BERITA TERKINI
Indonesia Pimpin Pertemuan Menteri G-33, Dorong Reformasi Pertanian Jadi Agenda Utama KTM WTO 2026

Indonesia Pimpin Pertemuan Menteri G-33, Dorong Reformasi Pertanian Jadi Agenda Utama KTM WTO 2026

Indonesia menegaskan perannya dalam diplomasi perdagangan multilateral dengan memimpin Pertemuan Menteri G-33 yang digelar secara virtual pada Senin (9/3). Pertemuan ini membahas penguatan konsolidasi agenda reformasi pertanian untuk diangkat pada Konferensi Tingkat Menteri (KTM) ke-14 Organisasi Perdagangan Dunia (WTO) yang dijadwalkan berlangsung pada 26—29 Maret 2026 di Kamerun.

Menteri Perdagangan RI Budi Santoso menyatakan KTM ke-14 perlu dimanfaatkan sebagai momentum untuk menghidupkan kembali perundingan pertanian WTO yang menurutnya stagnan dalam beberapa tahun terakhir. Ia menekankan agar reformasi pertanian WTO tetap berorientasi pada pembangunan, dengan ketahanan pangan, kesejahteraan petani kecil, serta agenda pembangunan nasional sebagai bagian utama arah reformasi tersebut.

Pertemuan kali ini mengusung tema “G-33 Priorities and Collective Action toward MC-14 for Advancing Inclusive WTO Agricultural Negotiation”. Forum tersebut merupakan bagian dari tradisi konsolidasi rutin menjelang KTM WTO, yang bertujuan menjaga kesatuan posisi dan memperkuat daya tawar negara-negara berkembang. Dengan 47 anggota, G-33 disebut memiliki peran strategis dalam membentuk arah reformasi pertanian global.

Salah satu agenda utama pertemuan adalah penyelarasan Pernyataan Bersama (Joint Ministerial Statement) G-33 yang akan disampaikan pada KTM ke-14. Dalam pernyataan itu, para menteri G-33 menegaskan kembali komitmen untuk memperkuat sistem perdagangan multilateral yang berbasis aturan, adil, inklusif, dan transparan, dengan WTO sebagai fondasinya.

Budi Santoso juga menyampaikan keprihatinan atas terbatasnya kemajuan perundingan di bidang pertanian. Ia mengatakan Indonesia akan terus mendorong pendekatan yang tegas namun konstruktif agar kepentingan negara berkembang tetap masuk dalam agenda reformasi pertanian WTO, termasuk isu Public Stockholding for Food Security Purposes (PSH) untuk menjamin ketahanan pangan, Special Safeguard Mechanism (SSM) sebagai instrumen mengatasi lonjakan impor, serta Special and Differential Treatment (S&DT).

Menurut Budi, Indonesia bersama anggota G-33 akan memperkuat koordinasi untuk memastikan isu-isu prioritas negara berkembang tetap mendapat perhatian menjelang KTM ke-14. Ia juga mengajak seluruh anggota G-33 memperkuat solidaritas untuk mendorong sistem perdagangan multilateral yang lebih inklusif, responsif, dan berpihak pada kepentingan pembangunan, khususnya dalam mendukung ketahanan pangan dan kesejahteraan petani kecil.

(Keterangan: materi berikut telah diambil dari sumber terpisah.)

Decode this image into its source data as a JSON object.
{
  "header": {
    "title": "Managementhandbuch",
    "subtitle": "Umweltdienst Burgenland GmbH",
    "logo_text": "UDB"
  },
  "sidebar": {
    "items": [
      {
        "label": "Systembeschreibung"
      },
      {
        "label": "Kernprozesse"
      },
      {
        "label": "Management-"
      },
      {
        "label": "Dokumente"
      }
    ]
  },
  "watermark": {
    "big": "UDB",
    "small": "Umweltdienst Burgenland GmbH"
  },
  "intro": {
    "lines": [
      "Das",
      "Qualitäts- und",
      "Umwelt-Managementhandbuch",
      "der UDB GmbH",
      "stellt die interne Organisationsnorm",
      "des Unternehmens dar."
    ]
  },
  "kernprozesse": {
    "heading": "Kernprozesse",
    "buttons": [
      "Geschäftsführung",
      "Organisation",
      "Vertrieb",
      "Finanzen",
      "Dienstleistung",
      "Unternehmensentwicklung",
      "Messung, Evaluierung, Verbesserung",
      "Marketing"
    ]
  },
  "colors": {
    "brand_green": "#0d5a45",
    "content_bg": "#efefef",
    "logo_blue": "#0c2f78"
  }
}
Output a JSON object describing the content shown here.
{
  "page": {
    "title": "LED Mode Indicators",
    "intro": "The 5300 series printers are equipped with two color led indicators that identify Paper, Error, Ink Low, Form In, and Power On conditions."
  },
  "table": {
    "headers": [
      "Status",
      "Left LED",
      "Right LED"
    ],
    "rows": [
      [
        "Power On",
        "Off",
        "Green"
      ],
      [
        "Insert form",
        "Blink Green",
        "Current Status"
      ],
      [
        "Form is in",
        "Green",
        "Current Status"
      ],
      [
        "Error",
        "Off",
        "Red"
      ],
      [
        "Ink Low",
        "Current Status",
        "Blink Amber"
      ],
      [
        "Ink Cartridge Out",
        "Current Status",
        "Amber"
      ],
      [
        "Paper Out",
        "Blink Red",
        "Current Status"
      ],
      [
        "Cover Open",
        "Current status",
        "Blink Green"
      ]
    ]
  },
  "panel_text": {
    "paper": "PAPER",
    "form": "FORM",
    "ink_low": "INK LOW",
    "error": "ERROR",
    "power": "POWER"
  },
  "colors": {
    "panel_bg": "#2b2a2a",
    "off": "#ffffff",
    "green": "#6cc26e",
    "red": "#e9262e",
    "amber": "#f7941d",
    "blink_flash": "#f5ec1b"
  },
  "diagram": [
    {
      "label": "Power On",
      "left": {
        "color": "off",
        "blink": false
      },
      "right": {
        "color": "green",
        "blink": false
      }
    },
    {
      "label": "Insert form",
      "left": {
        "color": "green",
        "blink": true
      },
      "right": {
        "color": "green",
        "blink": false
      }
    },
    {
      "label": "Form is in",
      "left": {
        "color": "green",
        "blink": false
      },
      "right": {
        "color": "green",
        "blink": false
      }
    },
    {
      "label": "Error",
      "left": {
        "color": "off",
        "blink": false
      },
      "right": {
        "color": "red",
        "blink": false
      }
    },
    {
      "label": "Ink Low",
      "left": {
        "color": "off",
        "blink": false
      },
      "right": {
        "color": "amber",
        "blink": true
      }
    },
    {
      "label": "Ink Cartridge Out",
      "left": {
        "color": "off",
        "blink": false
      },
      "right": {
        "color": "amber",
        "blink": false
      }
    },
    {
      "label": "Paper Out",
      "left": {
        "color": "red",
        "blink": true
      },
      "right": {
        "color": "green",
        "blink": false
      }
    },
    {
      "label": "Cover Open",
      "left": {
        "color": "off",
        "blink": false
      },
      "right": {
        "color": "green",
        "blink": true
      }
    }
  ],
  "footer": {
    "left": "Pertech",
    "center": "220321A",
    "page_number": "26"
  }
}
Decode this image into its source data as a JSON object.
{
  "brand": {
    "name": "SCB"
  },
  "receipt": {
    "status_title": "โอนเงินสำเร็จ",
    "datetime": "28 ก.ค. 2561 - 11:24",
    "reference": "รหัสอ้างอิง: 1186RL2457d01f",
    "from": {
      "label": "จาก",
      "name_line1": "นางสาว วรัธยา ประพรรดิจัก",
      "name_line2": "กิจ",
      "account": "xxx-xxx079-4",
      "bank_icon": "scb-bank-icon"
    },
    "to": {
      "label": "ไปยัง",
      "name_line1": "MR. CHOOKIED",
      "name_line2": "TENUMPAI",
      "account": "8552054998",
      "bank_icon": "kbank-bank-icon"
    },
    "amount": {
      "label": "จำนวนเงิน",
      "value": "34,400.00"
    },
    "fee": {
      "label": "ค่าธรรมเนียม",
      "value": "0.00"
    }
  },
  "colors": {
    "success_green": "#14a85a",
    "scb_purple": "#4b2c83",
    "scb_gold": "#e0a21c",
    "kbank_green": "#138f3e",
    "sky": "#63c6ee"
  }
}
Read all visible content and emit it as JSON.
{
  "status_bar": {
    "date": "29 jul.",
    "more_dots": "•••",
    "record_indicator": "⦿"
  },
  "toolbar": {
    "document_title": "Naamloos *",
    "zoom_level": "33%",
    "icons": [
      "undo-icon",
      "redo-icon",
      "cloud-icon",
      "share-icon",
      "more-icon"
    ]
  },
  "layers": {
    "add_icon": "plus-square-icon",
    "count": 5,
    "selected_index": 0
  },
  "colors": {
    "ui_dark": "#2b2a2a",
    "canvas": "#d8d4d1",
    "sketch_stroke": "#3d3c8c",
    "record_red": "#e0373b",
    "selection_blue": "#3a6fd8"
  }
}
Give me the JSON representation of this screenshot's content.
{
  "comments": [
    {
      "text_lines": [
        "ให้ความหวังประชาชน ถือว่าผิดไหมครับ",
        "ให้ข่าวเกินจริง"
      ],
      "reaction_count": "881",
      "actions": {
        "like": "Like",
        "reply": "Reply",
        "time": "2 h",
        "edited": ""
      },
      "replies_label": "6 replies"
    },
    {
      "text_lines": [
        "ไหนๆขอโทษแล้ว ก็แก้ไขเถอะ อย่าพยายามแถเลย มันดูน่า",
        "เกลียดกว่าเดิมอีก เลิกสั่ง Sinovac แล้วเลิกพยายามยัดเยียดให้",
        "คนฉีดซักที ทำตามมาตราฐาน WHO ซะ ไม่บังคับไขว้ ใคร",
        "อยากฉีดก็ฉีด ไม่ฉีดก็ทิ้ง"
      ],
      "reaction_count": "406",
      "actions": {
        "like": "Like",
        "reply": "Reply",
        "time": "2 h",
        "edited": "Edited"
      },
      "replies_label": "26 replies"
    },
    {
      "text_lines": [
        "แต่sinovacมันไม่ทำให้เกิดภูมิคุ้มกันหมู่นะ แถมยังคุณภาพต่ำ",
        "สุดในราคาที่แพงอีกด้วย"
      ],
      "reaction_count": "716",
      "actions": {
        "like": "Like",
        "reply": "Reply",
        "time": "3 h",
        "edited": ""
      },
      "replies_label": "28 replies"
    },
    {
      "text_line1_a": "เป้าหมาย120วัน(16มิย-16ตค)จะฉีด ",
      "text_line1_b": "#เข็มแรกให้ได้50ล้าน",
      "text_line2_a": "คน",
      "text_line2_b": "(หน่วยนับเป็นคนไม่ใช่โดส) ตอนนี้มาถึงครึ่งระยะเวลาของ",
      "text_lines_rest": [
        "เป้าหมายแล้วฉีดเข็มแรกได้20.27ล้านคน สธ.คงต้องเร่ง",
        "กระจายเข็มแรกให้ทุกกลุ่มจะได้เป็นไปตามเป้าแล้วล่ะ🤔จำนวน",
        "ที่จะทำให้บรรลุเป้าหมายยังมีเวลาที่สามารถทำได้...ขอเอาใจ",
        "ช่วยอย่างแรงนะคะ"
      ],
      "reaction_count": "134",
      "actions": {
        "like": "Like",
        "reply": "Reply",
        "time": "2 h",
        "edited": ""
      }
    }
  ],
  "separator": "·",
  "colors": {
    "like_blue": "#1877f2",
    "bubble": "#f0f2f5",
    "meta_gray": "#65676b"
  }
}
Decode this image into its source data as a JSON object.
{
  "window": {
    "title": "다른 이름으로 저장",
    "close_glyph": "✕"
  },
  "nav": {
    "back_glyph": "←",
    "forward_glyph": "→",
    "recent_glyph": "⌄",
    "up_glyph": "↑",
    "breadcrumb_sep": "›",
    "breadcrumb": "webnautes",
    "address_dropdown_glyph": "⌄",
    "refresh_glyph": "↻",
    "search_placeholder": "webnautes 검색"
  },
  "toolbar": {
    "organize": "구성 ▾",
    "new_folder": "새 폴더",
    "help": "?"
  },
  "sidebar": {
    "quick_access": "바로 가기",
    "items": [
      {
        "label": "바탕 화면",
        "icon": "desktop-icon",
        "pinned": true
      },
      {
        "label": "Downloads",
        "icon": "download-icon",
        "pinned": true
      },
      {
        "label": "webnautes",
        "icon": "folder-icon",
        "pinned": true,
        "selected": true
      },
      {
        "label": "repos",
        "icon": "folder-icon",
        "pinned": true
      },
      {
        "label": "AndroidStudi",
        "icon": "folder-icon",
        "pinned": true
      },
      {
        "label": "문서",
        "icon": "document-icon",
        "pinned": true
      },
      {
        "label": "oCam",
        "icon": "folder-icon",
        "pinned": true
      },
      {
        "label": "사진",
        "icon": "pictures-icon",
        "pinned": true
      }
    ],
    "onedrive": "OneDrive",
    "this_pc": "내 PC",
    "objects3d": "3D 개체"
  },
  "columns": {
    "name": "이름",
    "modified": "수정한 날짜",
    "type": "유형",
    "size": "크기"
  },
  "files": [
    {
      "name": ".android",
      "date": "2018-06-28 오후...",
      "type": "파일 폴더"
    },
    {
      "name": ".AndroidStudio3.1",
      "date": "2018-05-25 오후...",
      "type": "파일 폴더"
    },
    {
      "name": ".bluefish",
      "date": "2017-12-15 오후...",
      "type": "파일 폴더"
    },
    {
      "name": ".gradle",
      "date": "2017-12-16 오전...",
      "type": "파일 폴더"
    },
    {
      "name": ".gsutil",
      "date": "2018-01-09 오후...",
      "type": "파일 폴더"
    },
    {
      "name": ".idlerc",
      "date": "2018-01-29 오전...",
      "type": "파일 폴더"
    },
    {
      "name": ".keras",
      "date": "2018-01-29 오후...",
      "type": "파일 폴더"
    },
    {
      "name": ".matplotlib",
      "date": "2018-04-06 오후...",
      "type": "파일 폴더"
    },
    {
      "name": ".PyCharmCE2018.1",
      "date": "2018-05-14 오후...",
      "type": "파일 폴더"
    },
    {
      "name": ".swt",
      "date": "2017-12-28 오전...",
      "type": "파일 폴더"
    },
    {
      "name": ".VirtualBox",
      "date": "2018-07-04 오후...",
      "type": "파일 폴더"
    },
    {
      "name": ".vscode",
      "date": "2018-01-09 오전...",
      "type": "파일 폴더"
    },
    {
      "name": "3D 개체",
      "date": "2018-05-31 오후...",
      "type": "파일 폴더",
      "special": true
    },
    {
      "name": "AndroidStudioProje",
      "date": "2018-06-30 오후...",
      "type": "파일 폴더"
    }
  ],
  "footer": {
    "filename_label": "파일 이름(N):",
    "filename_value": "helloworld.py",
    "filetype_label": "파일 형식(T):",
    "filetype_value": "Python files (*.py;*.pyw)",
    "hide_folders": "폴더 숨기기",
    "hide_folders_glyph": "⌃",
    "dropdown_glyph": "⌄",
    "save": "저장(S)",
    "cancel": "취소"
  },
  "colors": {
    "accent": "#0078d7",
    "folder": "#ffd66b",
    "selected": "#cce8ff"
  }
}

Direktur Jenderal WTO Ngozi Okonjo-Iweala bersama para menteri G-33 menyampaikan apresiasi kepada Indonesia atas penyelenggaraan pertemuan, terutama untuk mengidentifikasi prioritas kelompok dan mendorong perundingan pertanian kembali bergulir. Dalam pertemuan tersebut, para menteri G-33 juga menyepakati perlunya menghasilkan kemajuan konkret di bidang pertanian guna menjaga kredibilitas WTO dan membangun kembali kepercayaan antaranggota.

Ngozi menyatakan para menteri G-33 memiliki pandangan yang sama bahwa kelompok ini memegang peranan penting sebagai kesatuan suara untuk memperjuangkan kepentingan negara berkembang di WTO. Ia juga menyoroti pentingnya isu ketahanan pangan di tengah situasi global yang tidak menentu, sehingga perundingan pertanian dan hasil KTM ke-14 dinilai perlu merefleksikan isu tersebut.